Мы еще несколько недель шепчемся и молимся, чтобы эту пару отважных сердец не смогли поймать. В наших душах они счастливо живут-поживают, выбравшись из нацистской Германии и скрывшись в Англии, Швейцарии или Америке – где-нибудь в свободном мире, там, где еврейке с неевреем бояться нечего. Мала становится нашим светом в окошке, она поддерживает огонь в очаге нашего мужества. Если ей удалось вырваться на свободу, то, может, однажды получится и у нас. Если она смогла быть смелой, то и мы сможем. О, выбраться из этого места и быть со своим любимым! Мы мечтаем об этом. Мы держимся за эту мечту. Благодаря ей свободный мир снова обретает реальные черты. Она заставляет нас вспомнить, что такое свобода. Но после этого возвращается тоска.

– За побег Малы эсэсовцы наказали лагеря, – шепчут нам рабочие с утренним чаем. – Людей в Биркенау продержали на поверке 24 часа. Многие падали от изнеможения.

Я благодарю Бога за то, что мы сейчас не в Биркенау.

* * *

Мы как раз заканчиваем развешивать белье, как тут вновь появляется Ирма Грезе. На этот раз она пешком и в пляжном жакете. Она порхает мимо без малейшего намека на то, что нас видит, кидает на землю подстилку и раздевается до купальника. Я нервно окидываю взглядом колышущуюся на ветру одежду. Она ложится и принимается натирать кремом ноги и руки. Данка тревожно таращит глаза. Дина отступает назад. Я с опаской отхожу в сторонку.

– Эй! – При звуке ее голоса я замираю на месте. – Не могла бы ты натереть мне спину?

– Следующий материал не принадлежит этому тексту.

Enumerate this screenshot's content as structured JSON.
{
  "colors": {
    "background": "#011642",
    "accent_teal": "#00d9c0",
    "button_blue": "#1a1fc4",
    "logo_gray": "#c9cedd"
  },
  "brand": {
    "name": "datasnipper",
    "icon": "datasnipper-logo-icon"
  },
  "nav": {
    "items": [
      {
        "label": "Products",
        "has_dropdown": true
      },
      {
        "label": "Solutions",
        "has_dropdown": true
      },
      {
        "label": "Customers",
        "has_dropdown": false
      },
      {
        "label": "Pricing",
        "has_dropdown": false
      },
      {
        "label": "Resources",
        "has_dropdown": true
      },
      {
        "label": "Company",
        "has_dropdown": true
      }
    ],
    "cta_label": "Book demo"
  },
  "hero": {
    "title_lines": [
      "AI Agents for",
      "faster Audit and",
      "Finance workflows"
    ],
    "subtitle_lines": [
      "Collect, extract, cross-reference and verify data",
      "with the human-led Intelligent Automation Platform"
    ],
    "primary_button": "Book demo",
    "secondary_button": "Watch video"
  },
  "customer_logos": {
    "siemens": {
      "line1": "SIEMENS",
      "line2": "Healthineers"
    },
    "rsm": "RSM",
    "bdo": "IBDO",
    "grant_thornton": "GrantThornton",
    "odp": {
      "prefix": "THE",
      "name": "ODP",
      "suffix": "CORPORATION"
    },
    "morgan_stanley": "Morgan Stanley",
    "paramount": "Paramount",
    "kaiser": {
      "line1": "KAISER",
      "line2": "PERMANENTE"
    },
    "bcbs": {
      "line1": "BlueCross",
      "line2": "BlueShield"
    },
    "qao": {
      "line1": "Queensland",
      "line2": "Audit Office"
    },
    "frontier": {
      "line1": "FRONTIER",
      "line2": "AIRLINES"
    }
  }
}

Я потрясена. Еще никогда никто из эсэсовцев ни о чем меня не просил, они всегда только командуют своими рабами. И даже это не самое удивительное. Она просит меня, еврейку, дотронуться до нее! Я подхожу, опасаясь сделать что-нибудь не так, касаясь ее великолепной кожи. Я трепещу, но изо всех сил стараюсь унять дрожь в руках и робко разглаживаю крем по ее плечам и вниз вдоль позвоночника. Затем встаю и пячусь назад, к веревкам, в зону безопасности, на площадку, где мне место. Мы деловито проверяем, достаточно ли высохло белье, стараясь занять свои руки работой, а разум – держать в узде, мы делаем вид, что в присутствии эсэсовки нет ничего необычного.

Я опять тону в воспоминаниях:

Воскресным утром мы с Данкой просыпаемся рано. Мама уже приготовила нам пакетик: в нем ватрушки с творогом. Мы надеваем юбки, чтобы под ними скрыть запрещенные папой шорты. Она целует нас у двери, вручает пакетик и желает хорошо провести время. Мы бредем в горы, к речке. Там мы снимаем юбки, аккуратно складываем их и убираем в сторонку, чтобы не промочить, пока мы купаемся и загораем. Около полудня мы достаем мамины ватрушки – они то ли еще не успели остыть, то ли нагрелись на солнце – и едим их, нежась в теплых лучах.

От нахлынувшей тоски по дому у меня внутри все переворачивается. Лежать в запретных шортах и поедать мамины сладости – как я по всему этому скучаю!

Начальница Грезе весь день загорает, а потом вдруг резко встает, одевается, складывает подстилку и удаляется по дороге. Мы глядим ей вслед и, погруженные в свои личные мысли, молча убираем белье в корзины – каждая из нас думает о чем-то своем.


Вместе с утренним чаем мы получаем новости: «Малу и ее парня поймали». В течение дня слухи продолжают нарастать; все шепчутся о случившемся. Вечером после отбоя мы обсуждаем в темноте судьбу Малы.